The National Labor Relations Board (NLRB), a government agency that upholds laws protecting employees’ rights to discuss their wages and working conditions in an attempt to improve them, has struck each of these policies down as unenforceable. The key issue is they all include vague or overly broad language.
Improperly written social media and internet policies can lead to trouble for employers, regardless of whether or not they enforce the written policy. This is because the NLRB has determined that vague or overly broad wording in these policies can restrict—or have a “chilling” effect on—employees’ protected rights, including the right to discuss wages and work conditions. Keep in mind: When reviewing these types of policies, the NLRB considers both the literal wording and how one might interpret the words used.

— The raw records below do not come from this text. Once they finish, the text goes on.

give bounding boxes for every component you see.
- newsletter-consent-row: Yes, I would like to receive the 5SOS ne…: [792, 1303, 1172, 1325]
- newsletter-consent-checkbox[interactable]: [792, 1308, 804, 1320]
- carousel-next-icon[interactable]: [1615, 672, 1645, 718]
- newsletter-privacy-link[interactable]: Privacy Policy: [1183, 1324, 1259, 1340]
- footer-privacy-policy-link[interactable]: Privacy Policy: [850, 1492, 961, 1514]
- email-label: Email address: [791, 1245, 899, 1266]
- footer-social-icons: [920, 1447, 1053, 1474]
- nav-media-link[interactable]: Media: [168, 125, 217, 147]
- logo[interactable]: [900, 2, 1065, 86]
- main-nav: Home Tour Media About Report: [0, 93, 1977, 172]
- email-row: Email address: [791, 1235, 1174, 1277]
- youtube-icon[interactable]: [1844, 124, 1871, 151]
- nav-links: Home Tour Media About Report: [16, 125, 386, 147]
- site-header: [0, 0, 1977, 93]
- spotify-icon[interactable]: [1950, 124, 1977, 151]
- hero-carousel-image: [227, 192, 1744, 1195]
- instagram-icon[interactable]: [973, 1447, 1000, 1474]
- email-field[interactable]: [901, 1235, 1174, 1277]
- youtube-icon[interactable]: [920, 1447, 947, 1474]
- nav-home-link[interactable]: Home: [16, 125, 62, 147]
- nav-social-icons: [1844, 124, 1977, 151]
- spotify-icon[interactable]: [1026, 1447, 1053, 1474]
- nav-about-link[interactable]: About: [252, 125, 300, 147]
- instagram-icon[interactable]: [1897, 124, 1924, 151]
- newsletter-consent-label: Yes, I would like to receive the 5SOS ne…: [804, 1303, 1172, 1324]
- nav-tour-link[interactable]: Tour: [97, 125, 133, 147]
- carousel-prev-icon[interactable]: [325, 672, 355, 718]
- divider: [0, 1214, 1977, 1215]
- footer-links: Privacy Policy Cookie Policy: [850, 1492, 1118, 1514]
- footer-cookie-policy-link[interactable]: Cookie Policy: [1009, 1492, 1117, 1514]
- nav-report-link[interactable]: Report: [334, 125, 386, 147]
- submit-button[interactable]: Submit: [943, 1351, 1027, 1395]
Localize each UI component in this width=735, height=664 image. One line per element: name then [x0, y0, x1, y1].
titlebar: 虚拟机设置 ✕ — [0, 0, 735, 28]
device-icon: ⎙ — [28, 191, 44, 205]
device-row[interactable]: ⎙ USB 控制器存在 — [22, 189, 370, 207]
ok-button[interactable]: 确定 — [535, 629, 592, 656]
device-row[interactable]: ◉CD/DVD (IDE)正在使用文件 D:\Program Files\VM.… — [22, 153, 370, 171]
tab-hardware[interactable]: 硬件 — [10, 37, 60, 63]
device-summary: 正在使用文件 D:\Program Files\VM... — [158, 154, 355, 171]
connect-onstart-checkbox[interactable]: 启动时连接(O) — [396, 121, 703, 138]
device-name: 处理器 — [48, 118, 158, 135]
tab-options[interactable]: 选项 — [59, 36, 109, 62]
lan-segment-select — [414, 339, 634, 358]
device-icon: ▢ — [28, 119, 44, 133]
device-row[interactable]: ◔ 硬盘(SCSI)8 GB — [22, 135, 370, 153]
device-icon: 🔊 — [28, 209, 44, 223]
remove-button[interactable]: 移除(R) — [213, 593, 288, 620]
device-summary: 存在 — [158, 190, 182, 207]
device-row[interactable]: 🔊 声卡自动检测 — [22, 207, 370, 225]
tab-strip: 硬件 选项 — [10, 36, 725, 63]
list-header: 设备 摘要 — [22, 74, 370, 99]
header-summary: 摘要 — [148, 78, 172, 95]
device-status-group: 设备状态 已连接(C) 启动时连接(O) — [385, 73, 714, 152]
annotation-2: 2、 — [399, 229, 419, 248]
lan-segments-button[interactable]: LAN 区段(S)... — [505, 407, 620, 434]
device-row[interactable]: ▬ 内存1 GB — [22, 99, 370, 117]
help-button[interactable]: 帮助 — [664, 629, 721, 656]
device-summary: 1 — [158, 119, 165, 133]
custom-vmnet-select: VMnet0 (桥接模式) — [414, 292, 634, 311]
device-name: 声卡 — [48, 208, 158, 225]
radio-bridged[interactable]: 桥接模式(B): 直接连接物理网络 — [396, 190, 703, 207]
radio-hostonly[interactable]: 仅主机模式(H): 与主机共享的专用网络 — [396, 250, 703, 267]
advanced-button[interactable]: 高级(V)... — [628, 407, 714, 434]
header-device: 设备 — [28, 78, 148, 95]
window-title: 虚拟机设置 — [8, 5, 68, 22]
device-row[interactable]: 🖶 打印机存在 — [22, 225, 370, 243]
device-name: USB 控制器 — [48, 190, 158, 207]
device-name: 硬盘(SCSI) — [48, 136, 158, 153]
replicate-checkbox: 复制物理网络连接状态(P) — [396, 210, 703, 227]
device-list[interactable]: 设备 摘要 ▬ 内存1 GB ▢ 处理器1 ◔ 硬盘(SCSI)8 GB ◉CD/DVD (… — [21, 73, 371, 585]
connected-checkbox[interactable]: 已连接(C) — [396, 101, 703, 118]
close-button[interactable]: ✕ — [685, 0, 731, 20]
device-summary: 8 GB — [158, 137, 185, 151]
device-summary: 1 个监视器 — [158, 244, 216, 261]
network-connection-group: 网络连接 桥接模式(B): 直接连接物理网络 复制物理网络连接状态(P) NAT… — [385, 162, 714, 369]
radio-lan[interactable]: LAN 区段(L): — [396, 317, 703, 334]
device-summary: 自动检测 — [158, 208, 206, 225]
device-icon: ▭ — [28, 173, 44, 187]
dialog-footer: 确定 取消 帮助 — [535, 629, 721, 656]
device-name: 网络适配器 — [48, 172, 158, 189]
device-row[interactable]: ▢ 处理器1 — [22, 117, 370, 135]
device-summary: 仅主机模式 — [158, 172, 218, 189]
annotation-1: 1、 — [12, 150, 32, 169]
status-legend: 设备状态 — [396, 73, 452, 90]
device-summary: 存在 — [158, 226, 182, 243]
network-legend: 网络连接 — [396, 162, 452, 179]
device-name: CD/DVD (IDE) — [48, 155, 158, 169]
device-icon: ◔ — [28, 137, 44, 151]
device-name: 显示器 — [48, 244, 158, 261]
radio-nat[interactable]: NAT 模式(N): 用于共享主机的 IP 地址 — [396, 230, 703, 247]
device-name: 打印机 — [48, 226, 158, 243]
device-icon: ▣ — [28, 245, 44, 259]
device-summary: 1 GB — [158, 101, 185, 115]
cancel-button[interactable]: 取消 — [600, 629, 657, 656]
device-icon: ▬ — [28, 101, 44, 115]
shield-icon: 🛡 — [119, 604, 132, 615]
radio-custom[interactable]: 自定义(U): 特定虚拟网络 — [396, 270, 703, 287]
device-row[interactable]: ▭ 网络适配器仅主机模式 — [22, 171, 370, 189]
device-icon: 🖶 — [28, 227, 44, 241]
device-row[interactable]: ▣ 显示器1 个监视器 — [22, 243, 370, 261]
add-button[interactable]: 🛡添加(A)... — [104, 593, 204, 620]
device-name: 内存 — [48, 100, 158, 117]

Here’s the social media policy that recently got Chipotle Mexican Grill in trouble, even though it had already been replaced: “If you aren’t careful and don’t use your head, your online activity can also damage Chipotle or spread incomplete, confidential, or inaccurate information.”
An NLRB judge ruled that the word “confidential” in this policy was “vague and subject to interpretation,” because employees could interpret it as dissuasion from exercising their rights to discuss work conditions.
In the same case, the NLRB also struck down this policy: “You may not make disparaging, false, misleading, harassing or discriminator[y] statements about or relating to Chipotle, our employees, suppliers, customers, competition, or investors.”
Here you can see more clearly how an employee might have interpreted the policy as dissuasion from speaking negatively about their boss or working conditions.